Our guide also spoke to us of the siege of Dubrovnik in the fall of 1991/winter of 1992. She lived outside of town when the hostilities started and moved in with older relatives behind the walls. She told us now it started with all communication being cut off as television and radio towers were taken down by the Serbs and Montenegrans. The citizens were not able to get information, electricity or water for periods of time during the siege which lasted for 9 months. Food came in by flotilla protected by a couple dozen small war boats - all that the Croatian army had to try to save the citizens of such an old and beautiful city. Each entrance into the town has a big sign with a map that showed all the houses which were hit and the different levels of damage. Now you cannot tell the city was subject to a brutal attack and such horrible deprivation - the only real sign visible on the red roofs which make up all the roofs in the city. The roofs are made of concrete and clay and are made to last 300 years but as you look at the buildings you can tell that many of the houses have much newer roofs. Those are the houses who had roof damage from the shelling and while the bright red is beautiful, it also serves as visible reminder of the war.

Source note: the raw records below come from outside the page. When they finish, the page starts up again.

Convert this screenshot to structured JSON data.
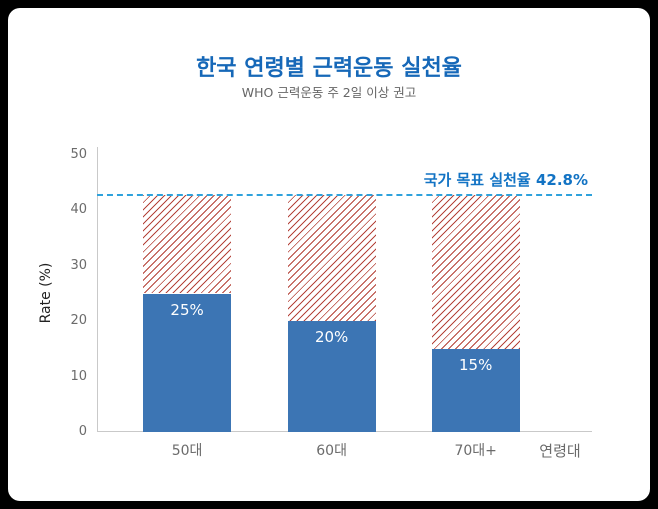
{
  "chart_data": {
    "type": "bar",
    "title": "한국 연령별 근력운동 실천율",
    "subtitle": "WHO 근력운동 주 2일 이상 권고",
    "ylabel": "Rate (%)",
    "xlabel": "연령대",
    "categories": [
      "50대",
      "60대",
      "70대+"
    ],
    "values": [
      25,
      20,
      15
    ],
    "bar_labels": [
      "25%",
      "20%",
      "15%"
    ],
    "ylim": [
      0,
      50
    ],
    "yticks": [
      0,
      10,
      20,
      30,
      40,
      50
    ],
    "grid": false,
    "legend": false,
    "target_line": {
      "value": 42.8,
      "label": "국가 목표 실천율 42.8%"
    },
    "colors": {
      "bar": "#3c75b4",
      "bar_label": "#ffffff",
      "hatch": "#b5443a",
      "target_line": "#2ea2dc",
      "target_label": "#1273c4",
      "title": "#1668b8",
      "subtitle": "#666666",
      "axis": "#c9c9c9",
      "tick_label": "#6b6b6b"
    }
  }
}
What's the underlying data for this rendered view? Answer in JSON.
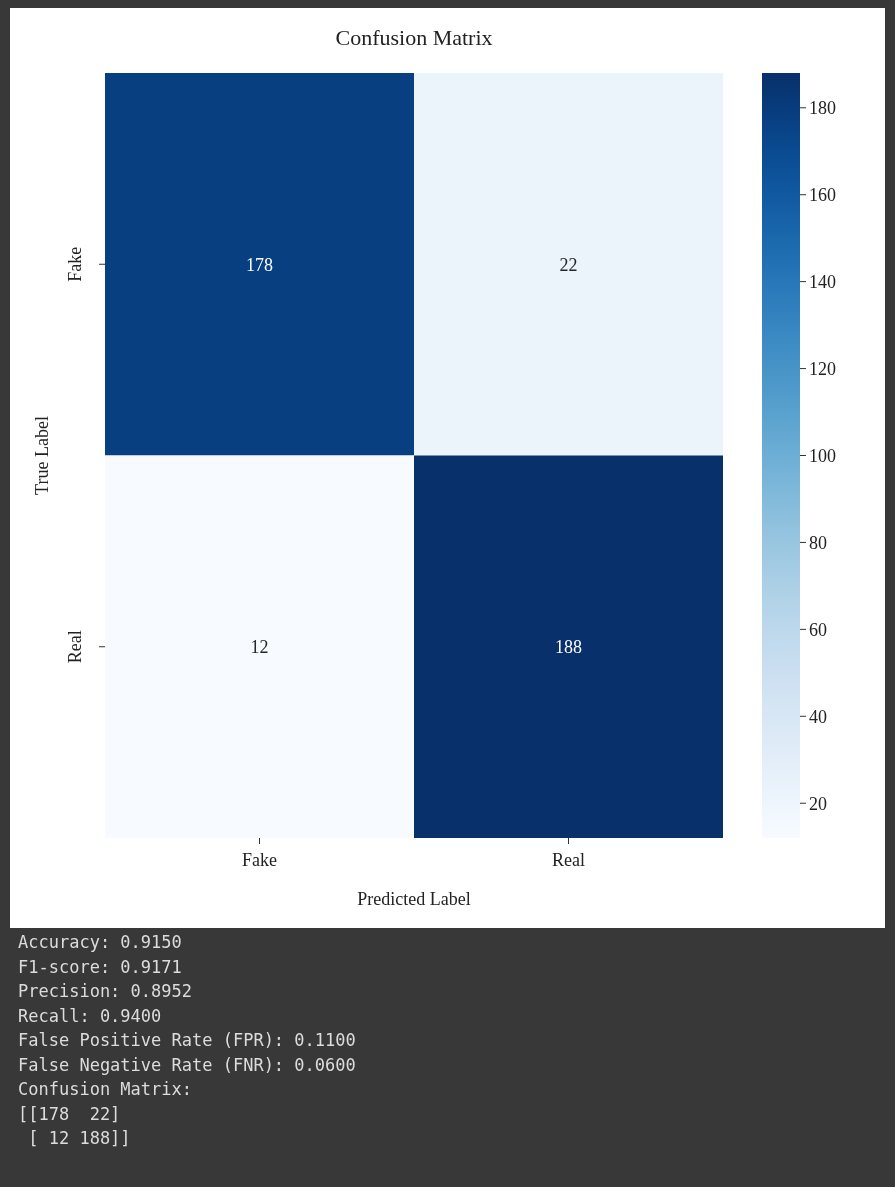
{
  "chart_data": {
    "type": "heatmap",
    "title": "Confusion Matrix",
    "xlabel": "Predicted Label",
    "ylabel": "True Label",
    "categories": [
      "Fake",
      "Real"
    ],
    "y_categories": [
      "Fake",
      "Real"
    ],
    "cells": [
      [
        178,
        22
      ],
      [
        12,
        188
      ]
    ],
    "clim": [
      12,
      188
    ],
    "cticks": [
      20,
      40,
      60,
      80,
      100,
      120,
      140,
      160,
      180
    ],
    "data_labels": true,
    "annotations": [
      "Accuracy: 0.9150",
      "F1-score: 0.9171",
      "Precision: 0.8952",
      "Recall: 0.9400",
      "False Positive Rate (FPR): 0.1100",
      "False Negative Rate (FNR): 0.0600",
      "Confusion Matrix:",
      "[[178  22]",
      " [ 12 188]]"
    ]
  }
}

Near one of the gates is a small museum-really one room in a building with archives that houses a memorial to honor all the Dubrovnik Defenders as they are called. The room has flags and photographs. Some look like seasoned soldiers but some look like the teenage boys they were.
When we finished the tour, I headed up to the cable car, largely because there was a cruise ship in the harbor and too many people being ferried ashore. I figured, correctly, that they would not have time to climb the mountain. The scenery is brilliant, you can see all the walls round the city and miles of surrounding water and islands.
You also have a powerful reminder of the war - the other side of the cable car docking station looks out on the battlefield from the siege. You can see the destruction of the trees in the land held by the Serbs. The Defenders took over the old French fort of Napoleon. The fort was highly damaged by the war and you can tell that tourist dollars have not yet been used for repairs as you can easily imagine the fort and the cold wet walls as part of a battle site. The fort now houses a war museum that explains what happened in detail. Parts of the museum dealing with the shock of the Croatians that Dubrovnik could be attached reminded me of 9-11 but I was faced with the realization that my city was attacked for one day, their city was attacked for more than a year. We also had world support in the aftermath, the world was bigger on words than actions for Dubrovnik. 20 years later they are still rebuilding but we are still rebuilding a decade on and our damage was much more isolated. Altogether a very though provoking tour.
As I returned to town enough of the cruise ship inhabitants had left the town to give me a shot to brave the wall walk. This is not for the faint hearted as once you start the climb, you can only walk one way and there are very few places to get down off the wall. The views are spectacular and you realize why Dubrovik was indestructible until the war machine of the 20th century.
Tomorrow, three of us are headed to Bosnia, another country which suffered under the Homeland Wars.